Bereits Anfang 2023 will Netflix gegen das Teilen von Passwörtern über einen Haushalt hinaus vorgehen. Das berichtet das "Wall Street Journal" unter Berufung auf Insider-Informationen. Der Artikel spricht zwar nur von den USA, es ist aber davon auszugehen, dass andere Regionen bald folgen werden.

Wieso Netflix hier jetzt so Druck macht, wird anhand einer Zahl klar: Laut dem "Wall Street Journal" benutzen weltweit 100 Million Personen den Dienst mit "geliehenen" Passwörtern, dies bei 220 Millionen Netflix-Kunden insgesamt. Über diese sollen nun zusätzliche Einnahmen lukriert werden – so zumindest die Hoffnung.

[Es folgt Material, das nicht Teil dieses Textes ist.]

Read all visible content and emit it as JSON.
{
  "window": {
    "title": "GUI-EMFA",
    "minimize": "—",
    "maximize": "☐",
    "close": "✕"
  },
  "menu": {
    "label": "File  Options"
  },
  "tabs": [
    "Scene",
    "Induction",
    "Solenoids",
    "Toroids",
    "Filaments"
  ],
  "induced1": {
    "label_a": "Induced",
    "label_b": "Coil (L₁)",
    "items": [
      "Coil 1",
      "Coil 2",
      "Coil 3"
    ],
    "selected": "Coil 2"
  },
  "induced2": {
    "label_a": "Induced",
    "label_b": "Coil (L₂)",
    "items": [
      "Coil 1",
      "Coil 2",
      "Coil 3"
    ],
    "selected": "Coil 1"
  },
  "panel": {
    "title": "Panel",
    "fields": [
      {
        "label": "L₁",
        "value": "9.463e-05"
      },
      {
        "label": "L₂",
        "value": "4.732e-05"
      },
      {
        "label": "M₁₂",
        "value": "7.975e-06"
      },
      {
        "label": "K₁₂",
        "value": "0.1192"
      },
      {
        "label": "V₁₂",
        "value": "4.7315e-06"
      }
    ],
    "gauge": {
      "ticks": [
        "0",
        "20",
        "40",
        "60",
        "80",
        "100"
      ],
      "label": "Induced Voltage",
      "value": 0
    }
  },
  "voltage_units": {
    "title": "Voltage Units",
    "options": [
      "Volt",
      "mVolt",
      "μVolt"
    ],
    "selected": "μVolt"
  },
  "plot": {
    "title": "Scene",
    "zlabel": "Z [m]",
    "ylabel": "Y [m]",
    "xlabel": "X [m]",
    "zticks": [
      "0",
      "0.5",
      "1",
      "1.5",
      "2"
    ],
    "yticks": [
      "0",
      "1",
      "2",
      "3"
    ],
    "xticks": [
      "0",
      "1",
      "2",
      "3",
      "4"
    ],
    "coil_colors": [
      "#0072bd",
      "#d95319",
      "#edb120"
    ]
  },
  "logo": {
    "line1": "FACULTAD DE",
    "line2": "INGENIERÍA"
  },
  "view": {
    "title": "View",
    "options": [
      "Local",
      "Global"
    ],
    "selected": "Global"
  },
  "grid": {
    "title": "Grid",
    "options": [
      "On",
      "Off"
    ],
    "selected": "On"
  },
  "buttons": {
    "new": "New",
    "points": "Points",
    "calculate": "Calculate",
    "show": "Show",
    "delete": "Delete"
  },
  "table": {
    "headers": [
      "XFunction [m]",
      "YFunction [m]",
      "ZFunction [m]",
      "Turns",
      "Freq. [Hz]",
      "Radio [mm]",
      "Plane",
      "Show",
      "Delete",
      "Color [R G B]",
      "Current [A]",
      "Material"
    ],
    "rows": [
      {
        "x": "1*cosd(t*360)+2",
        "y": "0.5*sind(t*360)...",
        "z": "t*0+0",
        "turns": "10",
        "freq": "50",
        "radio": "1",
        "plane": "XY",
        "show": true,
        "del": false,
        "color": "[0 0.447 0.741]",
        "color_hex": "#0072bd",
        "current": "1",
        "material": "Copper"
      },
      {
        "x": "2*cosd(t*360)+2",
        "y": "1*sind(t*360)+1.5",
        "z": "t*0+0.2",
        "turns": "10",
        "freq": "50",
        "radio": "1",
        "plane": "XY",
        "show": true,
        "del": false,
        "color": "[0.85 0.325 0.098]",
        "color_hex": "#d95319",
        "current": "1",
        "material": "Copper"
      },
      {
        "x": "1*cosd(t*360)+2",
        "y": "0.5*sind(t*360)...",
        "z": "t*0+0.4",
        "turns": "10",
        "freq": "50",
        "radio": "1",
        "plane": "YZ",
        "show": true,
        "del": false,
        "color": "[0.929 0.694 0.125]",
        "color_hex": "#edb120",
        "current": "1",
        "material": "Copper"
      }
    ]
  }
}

Ob dieser Plan aufgeht, muss sich allerdings erst zeigen. Immerhin könnte ein Verbot des Konto-Sharings auch dazu führen, dass sich das Netflix-Abo für viele schlicht nicht mehr rechnet und diese dann kündigen. Die Analysten von Cowen Inc. sehen das positiver und gehen davon aus, dass allein in den USA und Kanada jährlich zusätzliche 721 Millionen Dollar Umsatz in Aussicht stehen, wenn das Passwortteilen unterbunden – oder kostenpflichtig – wird.

Wie geht das?

Da in einigen südamerikanischen Ländern bereits entsprechende Tests laufen, ist auch weitgehend klar, wie die neue Sperre technisch umgesetzt werden könnte. So wird dort bei jedem neuen Login ein Code an den primären Kontobesitzer geschickt, der dann innerhalb von 15 Minuten eingegeben werden muss. Sieht Netflix dann, dass das Konto regelmäßig von unterschiedlichen Orten aus genutzt wird, könnten diese dann immer wieder ausgeloggt werden, um das Ganze für alle Beteiligten möglichst mühsam zu machen.

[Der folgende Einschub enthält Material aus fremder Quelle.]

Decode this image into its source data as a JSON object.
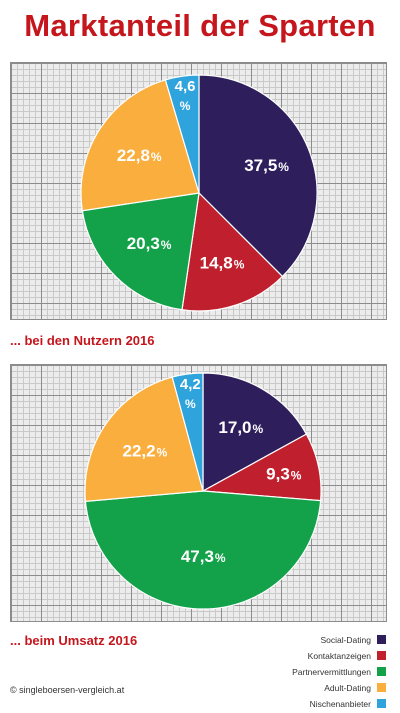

Denkbar wäre auch, dass man irgendwann Warnungen ausspricht, wenn dauerhaft von fixen unterschiedlichen Orten auf den gleichen Account zugegriffen wird. In den bisherigen Testländern lässt man jenen, die Kontos teilen, übrigens noch eine Hintertür: Gegen eine zusätzliche Gebühr kann man sich dort die Erlaubnis für das Passwort-Sharing erkaufen. Ob das in anderen Ländern auch so kommt, ist aber unklar. (apo, 22.12.2022)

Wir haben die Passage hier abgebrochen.